2. as soon as the VM was relocated kill the KVM process on the server
3. see that the rhev-check keep getting errors but will not try to migrate the service once again after 5 min as expected but only after half an hour.

this will require respin.

Comment 20 errata-xmlrpc 2010-08-25 06:33:37 UTC

An advisory has been issued which should help the problem
described in this bug report. This report is therefore being
closed with a resolution of ERRATA. For more information
on therefore solution and/or where to find the updated files,
please follow the link below. You may reopen this bug report
if the solution does not work for you.

http://rhn.redhat.com/errata/RHBA-2010-0647.html

Comment 21 Florian Nadge 2010-10-18 17:33:09 UTC

    Technical note added. If any revisions are required, please edit the "Technical Notes" field
    accordingly. All revisions will be proofread by the Engineering Content Services team.
    
    New Contents:
previously, vm.sh only checked the status of the VM itself, not the status of any services inside. With this update, administrators may now use a newly provided status check program which checks the availability of services within virtual machines running Red Hat Enterprise Virtualization Manager. Timeouts for starting and stopping virtual machines are now configurable in cluster.conf. The start timeout is based on the status check program.

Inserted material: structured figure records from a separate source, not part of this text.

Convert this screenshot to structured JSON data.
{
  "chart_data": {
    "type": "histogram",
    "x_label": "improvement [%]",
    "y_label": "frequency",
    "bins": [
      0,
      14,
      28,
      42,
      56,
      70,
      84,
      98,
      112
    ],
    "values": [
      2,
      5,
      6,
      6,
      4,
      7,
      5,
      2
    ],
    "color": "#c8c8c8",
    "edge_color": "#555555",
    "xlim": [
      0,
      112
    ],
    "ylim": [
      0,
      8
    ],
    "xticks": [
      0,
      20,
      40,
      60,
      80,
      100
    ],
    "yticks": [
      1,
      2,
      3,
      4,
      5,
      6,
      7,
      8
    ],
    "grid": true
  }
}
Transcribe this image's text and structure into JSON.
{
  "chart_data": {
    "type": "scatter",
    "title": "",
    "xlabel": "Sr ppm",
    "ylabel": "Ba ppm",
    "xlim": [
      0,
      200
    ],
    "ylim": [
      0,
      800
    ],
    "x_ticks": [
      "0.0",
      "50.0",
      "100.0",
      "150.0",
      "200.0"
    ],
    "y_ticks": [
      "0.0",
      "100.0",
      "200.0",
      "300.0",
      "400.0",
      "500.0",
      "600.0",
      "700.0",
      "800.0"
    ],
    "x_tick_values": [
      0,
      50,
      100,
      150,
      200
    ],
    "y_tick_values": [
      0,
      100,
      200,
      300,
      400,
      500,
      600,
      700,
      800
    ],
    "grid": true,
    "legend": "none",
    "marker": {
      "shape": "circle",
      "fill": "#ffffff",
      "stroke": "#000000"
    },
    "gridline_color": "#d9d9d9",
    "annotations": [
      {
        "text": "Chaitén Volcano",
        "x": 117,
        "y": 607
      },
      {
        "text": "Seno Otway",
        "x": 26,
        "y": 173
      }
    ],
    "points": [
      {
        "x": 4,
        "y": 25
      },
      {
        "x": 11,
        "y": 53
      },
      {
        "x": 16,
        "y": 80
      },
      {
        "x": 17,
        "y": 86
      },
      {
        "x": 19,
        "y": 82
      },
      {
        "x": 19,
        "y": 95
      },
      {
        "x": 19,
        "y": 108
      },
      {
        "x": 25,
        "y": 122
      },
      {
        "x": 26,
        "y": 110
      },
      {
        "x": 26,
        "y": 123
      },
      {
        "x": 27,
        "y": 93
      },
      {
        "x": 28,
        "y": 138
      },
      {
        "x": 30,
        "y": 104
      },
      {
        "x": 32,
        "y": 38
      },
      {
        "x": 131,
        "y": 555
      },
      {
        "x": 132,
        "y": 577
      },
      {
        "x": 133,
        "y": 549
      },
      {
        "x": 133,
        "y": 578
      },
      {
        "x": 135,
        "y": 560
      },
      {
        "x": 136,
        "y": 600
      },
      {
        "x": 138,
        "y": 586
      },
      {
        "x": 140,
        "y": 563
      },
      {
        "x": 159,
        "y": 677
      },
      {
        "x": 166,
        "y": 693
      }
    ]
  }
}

Comment 22 Florian Nadge 2010-10-18 17:33:21 UTC

    Technical note updated. If any revisions are required, please edit the "Technical Notes" field
    accordingly. All revisions will be proofread by the Engineering Content Services team.
    
    Diffed Contents:
@@ -1 +1 @@
-previously, vm.sh only checked the status of the VM itself, not the status of any services inside. With this update, administrators may now use a newly provided status check program which checks the availability of services within virtual machines running Red Hat Enterprise Virtualization Manager. Timeouts for starting and stopping virtual machines are now configurable in cluster.conf. The start timeout is based on the status check program.+Previously, vm.sh only checked the status of the VM itself, not the status of any services inside. With this update, administrators may now use a newly provided status check program which checks the availability of services within virtual machines running Red Hat Enterprise Virtualization Manager. Timeouts for starting and stopping virtual machines are now configurable in cluster.conf. The start timeout is based on the status check program.